By default, most vector databases return relevant results by taking the dot product or cosine similarity of the query vector and the database entry; the larger the vector similarity, the more similar the query and the document are considered. Results are ranked by the magnitude of the similarity, a cutoff is applied (e.g., 0.75), and the prompt is generated as described above. However, the embedded vector might not tell the whole story, and the ranking function can be augmented with supplementary metadata that can improve its quality.
For example, consider a RAG application that is answering questions about a company’s internal wiki. A custom ranking function might take the top documents returned from the vector DB and look at a recent activity log to check whether the user has accessed any of these documents recently.
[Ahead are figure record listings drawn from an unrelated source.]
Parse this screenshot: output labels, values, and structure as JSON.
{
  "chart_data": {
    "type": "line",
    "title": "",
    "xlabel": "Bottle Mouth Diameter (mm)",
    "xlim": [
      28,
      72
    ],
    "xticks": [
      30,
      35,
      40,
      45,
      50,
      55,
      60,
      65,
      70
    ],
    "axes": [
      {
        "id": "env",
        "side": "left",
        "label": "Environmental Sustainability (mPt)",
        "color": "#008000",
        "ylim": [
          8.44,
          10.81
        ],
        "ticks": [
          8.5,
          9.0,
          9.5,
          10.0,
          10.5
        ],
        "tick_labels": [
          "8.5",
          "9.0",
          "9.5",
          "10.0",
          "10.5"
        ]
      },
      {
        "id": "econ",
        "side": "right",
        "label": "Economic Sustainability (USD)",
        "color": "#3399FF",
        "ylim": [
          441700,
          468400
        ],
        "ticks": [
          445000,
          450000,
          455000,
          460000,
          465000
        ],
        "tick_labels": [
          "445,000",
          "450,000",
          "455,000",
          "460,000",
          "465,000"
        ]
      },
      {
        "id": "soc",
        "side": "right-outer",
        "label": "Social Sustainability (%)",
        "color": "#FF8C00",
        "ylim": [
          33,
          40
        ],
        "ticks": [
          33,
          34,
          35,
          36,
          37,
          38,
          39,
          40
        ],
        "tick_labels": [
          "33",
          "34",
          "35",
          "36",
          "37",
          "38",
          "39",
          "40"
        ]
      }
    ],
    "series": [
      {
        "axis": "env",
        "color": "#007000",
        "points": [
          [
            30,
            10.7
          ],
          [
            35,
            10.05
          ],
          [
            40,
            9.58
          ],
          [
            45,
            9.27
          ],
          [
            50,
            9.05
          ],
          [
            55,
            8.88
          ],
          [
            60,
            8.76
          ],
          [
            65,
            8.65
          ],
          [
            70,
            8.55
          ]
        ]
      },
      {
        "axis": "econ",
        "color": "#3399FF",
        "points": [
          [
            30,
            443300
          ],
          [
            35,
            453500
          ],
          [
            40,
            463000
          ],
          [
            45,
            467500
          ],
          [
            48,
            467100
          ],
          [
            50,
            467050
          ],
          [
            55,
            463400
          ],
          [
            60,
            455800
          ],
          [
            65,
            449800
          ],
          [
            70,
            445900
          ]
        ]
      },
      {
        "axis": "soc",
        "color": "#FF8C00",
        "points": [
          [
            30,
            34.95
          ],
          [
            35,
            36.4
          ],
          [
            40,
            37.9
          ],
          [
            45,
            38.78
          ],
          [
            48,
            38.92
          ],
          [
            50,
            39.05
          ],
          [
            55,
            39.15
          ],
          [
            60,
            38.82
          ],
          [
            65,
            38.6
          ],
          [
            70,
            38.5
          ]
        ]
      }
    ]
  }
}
If they have, those documents might be more relevant to their question, so we increase their relevance. If the user has asked a similar question recently, we might look at what documents were used to answer those questions and reduce their relevance since the user probably didn’t get the answer they were looking for.
Writing custom ranking functions should be done with care and requires a deeper understanding of the dynamics of a particular application. If done well, it can significantly improve application performance.
RAG (as opposed to fine-tuning) is a great place to start with building LLM applications. While naive RAG will suffice for a proof of concept, you’ll quickly need to optimize your application to make it production-ready. We’ve discussed a few common ideas here, but there’s many other possible optimizations depending on what you’re building. Share your favorite ideas below!
It’s also worth noting that HyDE is an example of a broader technique to rewrite or expand queries in order to include more relevant keywords.